Les rives du fleuve Sokoto, autrefois foisonnantes de vie, racontent désormais une histoire de déclin. Les hippopotames ont disparu, les pélicans ne font plus escale lors de leurs migrations, et les coquillages utilisés pour les cosmétiques traditionnels se font rares. Les récits des anciens, qui évoquent une époque où les poissons tombaient littéralement des arbres, semblent appartenir à un autre monde.
La rivière Matan Fada, cœur économique et culturel de la région, se réduit comme peau de chagrin. Les températures avoisinant les 40°C accélèrent l’évaporation, tandis que les précipitations se font plus irrégulières. Les oiseaux migrateurs, privés de leur nourriture, délaissent ces haltes autrefois indispensables. Pour les pêcheurs locaux, le constat est amer : certaines espèces ont purement et simplement disparu, et les prises diminuent d’année en année.
L’explosion démographique aggrave la situation. La demande en bois de chauffage a conduit à une déforestation massive, faisant reculer la savane au profit de terres arides. Les arbres fruitiers comme les dattiers ou les karités se raréfient, tandis que l’agriculture intensive puise sans retenue dans les ressources en eau. Les sols, lessivés par des pratiques culturales inadaptées, perdent en fertilité.

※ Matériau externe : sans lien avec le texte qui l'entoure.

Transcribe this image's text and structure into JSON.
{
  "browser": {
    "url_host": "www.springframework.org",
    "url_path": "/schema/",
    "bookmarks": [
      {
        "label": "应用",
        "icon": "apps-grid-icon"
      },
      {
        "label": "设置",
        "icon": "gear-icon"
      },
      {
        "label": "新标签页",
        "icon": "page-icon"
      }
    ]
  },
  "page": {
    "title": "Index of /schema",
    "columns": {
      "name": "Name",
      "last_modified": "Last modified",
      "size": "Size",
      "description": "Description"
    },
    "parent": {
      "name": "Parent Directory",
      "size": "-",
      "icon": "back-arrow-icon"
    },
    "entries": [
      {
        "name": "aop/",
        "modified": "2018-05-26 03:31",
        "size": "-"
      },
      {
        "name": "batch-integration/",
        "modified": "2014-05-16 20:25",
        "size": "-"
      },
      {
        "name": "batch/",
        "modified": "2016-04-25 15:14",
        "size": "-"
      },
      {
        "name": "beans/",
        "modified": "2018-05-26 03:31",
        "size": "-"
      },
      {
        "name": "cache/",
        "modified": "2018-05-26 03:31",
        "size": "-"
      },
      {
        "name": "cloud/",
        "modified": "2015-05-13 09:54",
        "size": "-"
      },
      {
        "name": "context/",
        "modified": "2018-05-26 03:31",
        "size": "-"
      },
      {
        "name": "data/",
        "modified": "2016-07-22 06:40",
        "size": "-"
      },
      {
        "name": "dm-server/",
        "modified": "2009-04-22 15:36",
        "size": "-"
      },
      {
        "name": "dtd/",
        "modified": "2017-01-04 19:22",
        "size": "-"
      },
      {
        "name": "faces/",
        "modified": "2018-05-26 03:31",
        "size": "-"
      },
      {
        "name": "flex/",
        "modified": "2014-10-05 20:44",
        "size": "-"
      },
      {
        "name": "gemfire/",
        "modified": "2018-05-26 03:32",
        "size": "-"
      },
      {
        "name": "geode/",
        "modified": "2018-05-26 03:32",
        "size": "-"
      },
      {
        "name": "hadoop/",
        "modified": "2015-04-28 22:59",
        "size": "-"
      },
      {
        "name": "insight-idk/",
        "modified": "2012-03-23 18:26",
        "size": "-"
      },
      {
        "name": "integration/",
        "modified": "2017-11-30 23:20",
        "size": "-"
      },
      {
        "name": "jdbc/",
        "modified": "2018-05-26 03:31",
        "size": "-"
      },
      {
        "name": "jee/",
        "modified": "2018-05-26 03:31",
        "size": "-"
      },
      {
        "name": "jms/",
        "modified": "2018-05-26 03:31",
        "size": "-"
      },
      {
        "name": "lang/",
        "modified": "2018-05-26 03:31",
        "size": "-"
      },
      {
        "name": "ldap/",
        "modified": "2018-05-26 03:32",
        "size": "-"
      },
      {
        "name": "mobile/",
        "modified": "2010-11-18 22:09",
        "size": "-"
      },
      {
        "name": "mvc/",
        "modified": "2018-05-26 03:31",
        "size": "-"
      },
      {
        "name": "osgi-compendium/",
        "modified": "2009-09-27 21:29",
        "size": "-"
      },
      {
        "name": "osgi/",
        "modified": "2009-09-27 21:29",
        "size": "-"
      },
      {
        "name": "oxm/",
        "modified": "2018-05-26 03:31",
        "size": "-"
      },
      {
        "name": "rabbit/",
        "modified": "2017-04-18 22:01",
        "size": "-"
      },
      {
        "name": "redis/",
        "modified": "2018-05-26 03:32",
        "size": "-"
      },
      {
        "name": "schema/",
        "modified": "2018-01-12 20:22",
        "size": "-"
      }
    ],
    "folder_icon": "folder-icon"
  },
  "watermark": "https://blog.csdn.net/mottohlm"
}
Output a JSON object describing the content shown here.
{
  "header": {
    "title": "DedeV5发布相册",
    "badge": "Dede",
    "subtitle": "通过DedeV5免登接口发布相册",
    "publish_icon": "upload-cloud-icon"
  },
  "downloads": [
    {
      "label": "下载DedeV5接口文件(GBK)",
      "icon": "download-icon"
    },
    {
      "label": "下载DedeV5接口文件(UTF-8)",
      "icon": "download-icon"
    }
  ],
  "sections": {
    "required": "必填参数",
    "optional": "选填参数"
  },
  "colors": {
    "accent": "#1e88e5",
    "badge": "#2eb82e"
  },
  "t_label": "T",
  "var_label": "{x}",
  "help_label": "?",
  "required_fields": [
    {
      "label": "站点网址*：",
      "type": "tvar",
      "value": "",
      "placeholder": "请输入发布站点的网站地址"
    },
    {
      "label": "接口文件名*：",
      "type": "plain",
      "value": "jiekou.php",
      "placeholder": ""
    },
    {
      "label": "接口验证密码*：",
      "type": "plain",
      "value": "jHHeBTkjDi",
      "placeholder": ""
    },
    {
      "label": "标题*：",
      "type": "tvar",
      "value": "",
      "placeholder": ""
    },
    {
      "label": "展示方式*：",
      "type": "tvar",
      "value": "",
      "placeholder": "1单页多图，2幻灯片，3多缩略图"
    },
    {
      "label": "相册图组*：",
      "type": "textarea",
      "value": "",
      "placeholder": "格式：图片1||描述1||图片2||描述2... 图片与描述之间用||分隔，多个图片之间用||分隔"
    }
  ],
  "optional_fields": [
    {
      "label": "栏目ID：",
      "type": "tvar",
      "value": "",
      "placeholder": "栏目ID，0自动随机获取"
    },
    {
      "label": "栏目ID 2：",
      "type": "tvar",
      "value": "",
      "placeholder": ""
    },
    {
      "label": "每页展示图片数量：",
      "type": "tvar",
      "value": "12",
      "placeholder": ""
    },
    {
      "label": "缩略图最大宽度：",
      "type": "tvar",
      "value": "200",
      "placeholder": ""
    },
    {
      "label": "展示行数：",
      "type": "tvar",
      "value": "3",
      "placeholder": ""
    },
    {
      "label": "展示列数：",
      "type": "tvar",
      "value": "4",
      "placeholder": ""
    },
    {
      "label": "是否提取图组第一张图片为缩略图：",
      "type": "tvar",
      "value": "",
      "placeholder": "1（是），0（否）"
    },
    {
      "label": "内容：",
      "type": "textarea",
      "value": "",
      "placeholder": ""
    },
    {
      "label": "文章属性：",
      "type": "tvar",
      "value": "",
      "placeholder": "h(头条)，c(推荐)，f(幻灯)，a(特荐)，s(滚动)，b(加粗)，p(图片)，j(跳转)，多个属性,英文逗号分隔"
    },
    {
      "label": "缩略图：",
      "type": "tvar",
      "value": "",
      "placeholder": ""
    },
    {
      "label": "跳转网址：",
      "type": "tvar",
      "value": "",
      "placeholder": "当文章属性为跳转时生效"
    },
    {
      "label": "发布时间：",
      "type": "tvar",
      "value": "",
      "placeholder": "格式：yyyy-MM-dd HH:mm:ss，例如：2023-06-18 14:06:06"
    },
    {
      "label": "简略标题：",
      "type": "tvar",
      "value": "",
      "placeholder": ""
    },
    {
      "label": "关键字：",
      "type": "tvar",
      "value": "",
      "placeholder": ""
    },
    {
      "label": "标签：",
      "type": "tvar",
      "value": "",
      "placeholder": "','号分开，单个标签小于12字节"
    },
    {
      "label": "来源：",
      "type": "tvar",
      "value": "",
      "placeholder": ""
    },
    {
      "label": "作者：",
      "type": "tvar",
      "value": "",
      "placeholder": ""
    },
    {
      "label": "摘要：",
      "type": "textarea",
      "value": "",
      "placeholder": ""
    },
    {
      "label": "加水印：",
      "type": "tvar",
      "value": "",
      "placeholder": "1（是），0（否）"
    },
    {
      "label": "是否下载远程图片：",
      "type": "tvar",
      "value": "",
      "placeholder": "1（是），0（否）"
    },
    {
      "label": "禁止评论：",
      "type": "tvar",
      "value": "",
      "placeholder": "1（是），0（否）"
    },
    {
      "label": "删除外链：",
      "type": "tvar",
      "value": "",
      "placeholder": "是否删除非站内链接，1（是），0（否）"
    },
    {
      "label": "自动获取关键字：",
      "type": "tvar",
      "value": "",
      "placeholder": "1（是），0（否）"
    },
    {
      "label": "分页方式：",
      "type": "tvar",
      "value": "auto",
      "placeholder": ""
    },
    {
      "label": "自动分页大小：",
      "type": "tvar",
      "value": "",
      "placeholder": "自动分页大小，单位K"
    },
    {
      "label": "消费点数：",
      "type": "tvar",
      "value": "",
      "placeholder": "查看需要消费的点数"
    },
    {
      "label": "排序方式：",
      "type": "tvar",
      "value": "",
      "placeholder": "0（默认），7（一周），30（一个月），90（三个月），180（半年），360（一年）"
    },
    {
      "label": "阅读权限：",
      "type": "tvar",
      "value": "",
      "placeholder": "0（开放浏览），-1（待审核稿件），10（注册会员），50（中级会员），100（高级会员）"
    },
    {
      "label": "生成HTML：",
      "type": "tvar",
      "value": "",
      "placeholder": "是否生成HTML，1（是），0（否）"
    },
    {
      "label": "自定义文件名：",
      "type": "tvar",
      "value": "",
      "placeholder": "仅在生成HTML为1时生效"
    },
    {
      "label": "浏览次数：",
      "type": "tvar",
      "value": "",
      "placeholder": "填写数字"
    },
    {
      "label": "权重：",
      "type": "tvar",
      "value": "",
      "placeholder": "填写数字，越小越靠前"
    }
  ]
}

Les conséquences sur les populations sont dramatiques. Les récoltes de millet ont chuté de près de 40 %, poussant les agriculteurs à se tourner vers des cultures de survie comme la canne à sucre. Le spectre de la famine plane : selon les projections, un Nigérian sur sept pourrait bientôt souffrir de malnutrition aiguë.
Face à ce désastre annoncé, certaines mesures émergent. L’émir d’Argungu a instauré des quotas de pêche pour préserver les stocks restants, une décision impopulaire mais nécessaire. Les scientifiques alertent sur l’urgence de restaurer les écosystèmes, soulignant que l’Afrique, bien que faible émettrice de CO₂, paie le prix fort du dérèglement climatique.
Dans ce combat contre la désertification, le temps presse. Sans action concertée, c’est tout un mode de vie, forgé au fil des siècles autour des caprices de la rivière, qui risque de s’éteindre à jamais.